Sigh. At least, that's what these two texts do for me. This is where my theological training comes in--these texts are clear pictures of "seeing through a glass darkly," and the brokenness and separation that we all experience in life practically every day. The brokenness is real...the pain is real...so real that we have to use metaphors and rhyme to capture a glimpse of the depth of our experiences with brokenness...

Whoever said that people are not interested in God? How can they not be interested in God? These pieces practically scream an interest...a longing...a need for God...and a recognition of sin and shame and pain...

Wednesday, April 7, 2010

Standing on the doorstep...

Mailed two signed contracts off to Japan today, and suddenly realized that I will need plane tickets soon! Last night I was so excited--today I feel already the steeling of my heart and the alone-ness of journeying that feels so familiar, and so painful. The questions abound: why does God create us for relationship if our relationships will always be broken? Why does He call us to trust each other, when we are all so untrustworthy? Why can I not simply live in a cave and not relate to the world? Can I ever get away from fear and pain in relationships? How can I let His love fill me and get my own fears and desires out of the way?

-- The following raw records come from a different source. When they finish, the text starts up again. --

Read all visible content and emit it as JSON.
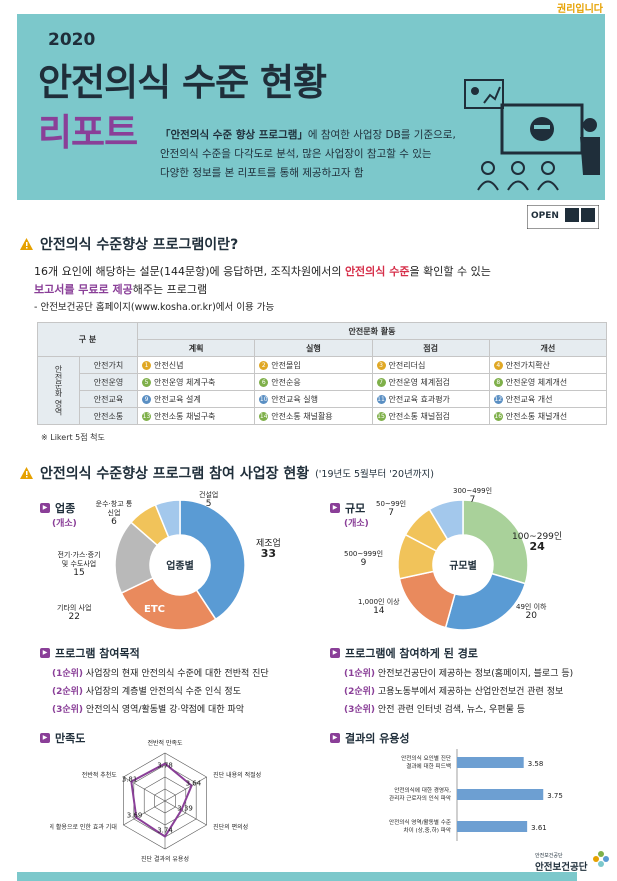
{
  "header": {
    "slogan": "권리입니다",
    "year": "2020",
    "title_line1": "안전의식 수준 현황",
    "title_line2": "리포트",
    "intro_bold": "「안전의식 수준 향상 프로그램」",
    "intro_rest1": "에 참여한 사업장 DB를 기준으로,",
    "intro_line2": "안전의식 수준을 다각도로 분석, 많은 사업장이 참고할 수 있는",
    "intro_line3": "다양한  정보를 본 리포트를 통해 제공하고자 함",
    "open_label": "OPEN"
  },
  "section1": {
    "title": "안전의식 수준향상 프로그램이란?",
    "line1_a": "16개 요인에 해당하는 설문(144문항)에 응답하면, 조직차원에서의 ",
    "line1_b": "안전의식 수준",
    "line1_c": "을 확인할 수 있는",
    "line2_a": "보고서를 무료로 제공",
    "line2_b": "해주는 프로그램",
    "line3": "- 안전보건공단 홈페이지(www.kosha.or.kr)에서 이용 가능",
    "table": {
      "corner": "구 분",
      "group_header": "안전문화 활동",
      "columns": [
        "계획",
        "실행",
        "점검",
        "개선"
      ],
      "vertical_label": "안전문화 영역",
      "rows": [
        {
          "label": "안전가치",
          "cells": [
            "안전신념",
            "안전몰입",
            "안전리더십",
            "안전가치확산"
          ],
          "nums": [
            "1",
            "2",
            "3",
            "4"
          ]
        },
        {
          "label": "안전운영",
          "cells": [
            "안전운영 체계구축",
            "안전순응",
            "안전운영 체계점검",
            "안전운영 체계개선"
          ],
          "nums": [
            "5",
            "6",
            "7",
            "8"
          ]
        },
        {
          "label": "안전교육",
          "cells": [
            "안전교육 설계",
            "안전교육 실행",
            "안전교육 효과평가",
            "안전교육 개선"
          ],
          "nums": [
            "9",
            "10",
            "11",
            "12"
          ]
        },
        {
          "label": "안전소통",
          "cells": [
            "안전소통 채널구축",
            "안전소통 채널활용",
            "안전소통 채널점검",
            "안전소통 채널개선"
          ],
          "nums": [
            "13",
            "14",
            "15",
            "16"
          ]
        }
      ]
    },
    "note": "※ Likert 5점 척도"
  },
  "section2": {
    "title": "안전의식 수준향상 프로그램 참여 사업장 현황",
    "period": "('19년도 5월부터 '20년까지)",
    "industry": {
      "title": "업종",
      "paren": "(개소)",
      "center": "업종별",
      "etc_label": "ETC"
    },
    "scale": {
      "title": "규모",
      "paren": "(개소)",
      "center": "규모별"
    },
    "purpose": {
      "title": "프로그램 참여목적",
      "items": [
        {
          "rank": "(1순위)",
          "text": " 사업장의 현재 안전의식 수준에 대한 전반적 진단"
        },
        {
          "rank": "(2순위)",
          "text": " 사업장의 계층별 안전의식 수준 인식 정도"
        },
        {
          "rank": "(3순위)",
          "text": " 안전의식 영역/활동별 강·약점에 대한 파악"
        }
      ]
    },
    "route": {
      "title": "프로그램에 참여하게 된 경로",
      "items": [
        {
          "rank": "(1순위)",
          "text": " 안전보건공단이 제공하는 정보(홈페이지, 블로그 등)"
        },
        {
          "rank": "(2순위)",
          "text": " 고용노동부에서 제공하는 산업안전보건 관련 정보"
        },
        {
          "rank": "(3순위)",
          "text": " 안전 관련 인터넷 검색, 뉴스, 우편물 등"
        }
      ]
    },
    "satisfaction": {
      "title": "만족도"
    },
    "usefulness": {
      "title": "결과의 유용성"
    }
  },
  "chart_data": [
    {
      "type": "pie",
      "title": "업종별",
      "labels": [
        "제조업",
        "기타의 사업",
        "전기·가스·증기 및 수도사업",
        "운수·창고 통신업",
        "건설업"
      ],
      "values": [
        33,
        22,
        15,
        6,
        5
      ],
      "colors": [
        "#5a9bd4",
        "#e98a5d",
        "#b9b9b9",
        "#f1c35a",
        "#a3c8ec"
      ]
    },
    {
      "type": "pie",
      "title": "규모별",
      "labels": [
        "100~299인",
        "49인 이하",
        "1,000인 이상",
        "500~999인",
        "50~99인",
        "300~499인"
      ],
      "values": [
        24,
        20,
        14,
        9,
        7,
        7
      ],
      "colors": [
        "#a9d19a",
        "#5a9bd4",
        "#e98a5d",
        "#f1c35a",
        "#f1c35a",
        "#a3c8ec"
      ]
    },
    {
      "type": "radar",
      "title": "만족도",
      "categories": [
        "전반적 만족도",
        "진단 내용의 적절성",
        "진단의 편의성",
        "진단 결과의 유용성",
        "진단 결과의 활용으로 인한 효과 기대",
        "전반적 추천도"
      ],
      "values": [
        3.78,
        3.64,
        3.39,
        3.74,
        3.69,
        3.81
      ]
    },
    {
      "type": "bar",
      "title": "결과의 유용성",
      "categories": [
        "안전의식 요인별 진단 결과에 대한 피드백",
        "안전의식에 대한 경영자, 관리자 근로자의 인식 파악",
        "안전의식 영역/활동별 수준 차이 (상,중,하) 파악"
      ],
      "values": [
        3.58,
        3.75,
        3.61
      ],
      "color": "#6d9fd2"
    }
  ],
  "footer": {
    "org_small": "안전보건공단",
    "org": "안전보건공단"
  }
}
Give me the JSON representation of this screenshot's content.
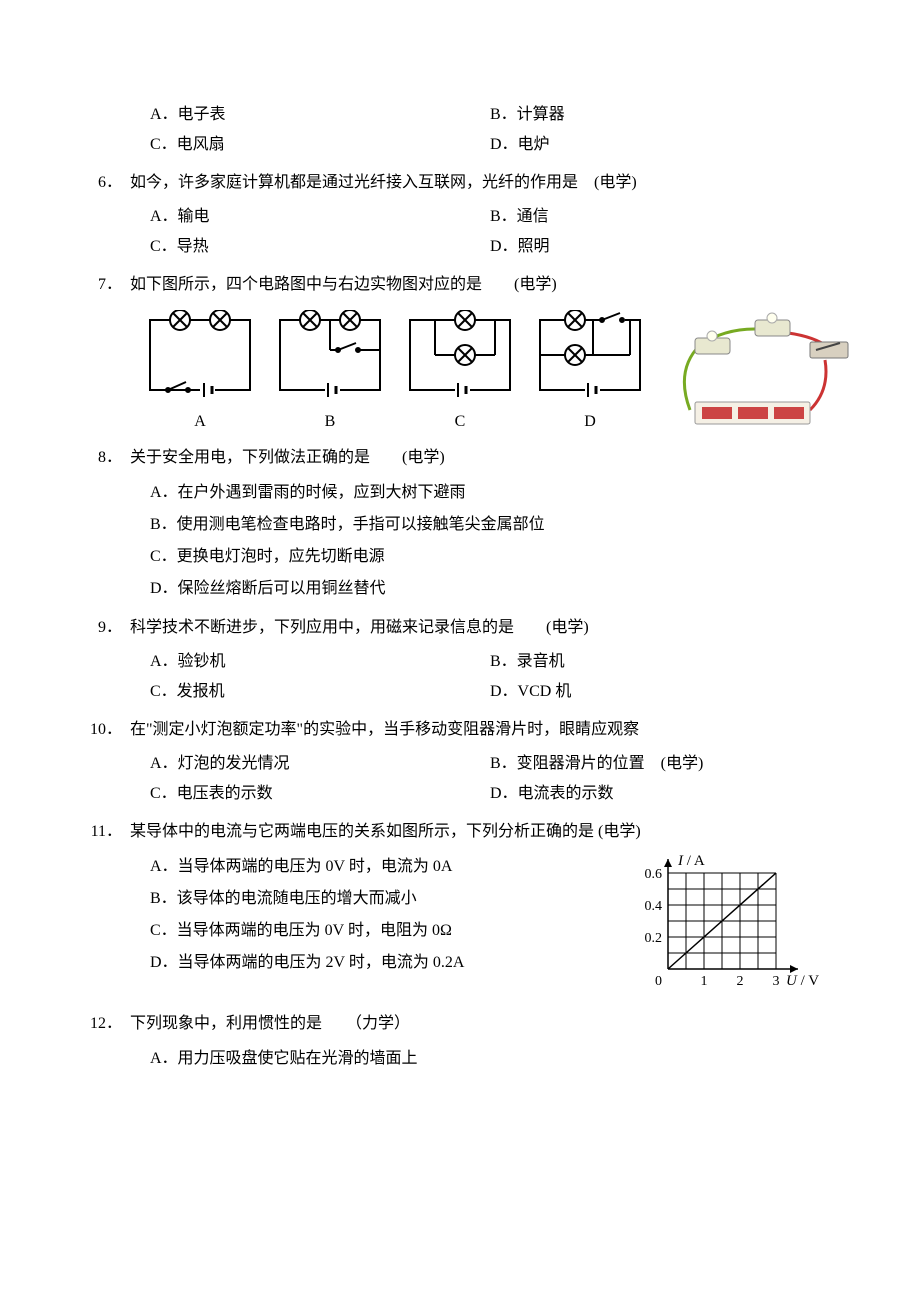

And finally, simply, selfishly, and childishly...how much will this new journey and uprooting and moving hurt?

Prayers, friends, please...I should have expected this--did expect it, I guess. But I still don't know the answer to the questions...only know to walk and pray that God carries me when my own fear and hurt paralyzes me and I'm unable to move forward...and I know that He does.

There is joy and peace and new lessons and love along the way...I know that. It is truth, not logic or feeling...simply truth.

I hate the murkiness of the glass, the separation, the darkness!!!! When can we see face to face, be fully known?...how much I long for that!!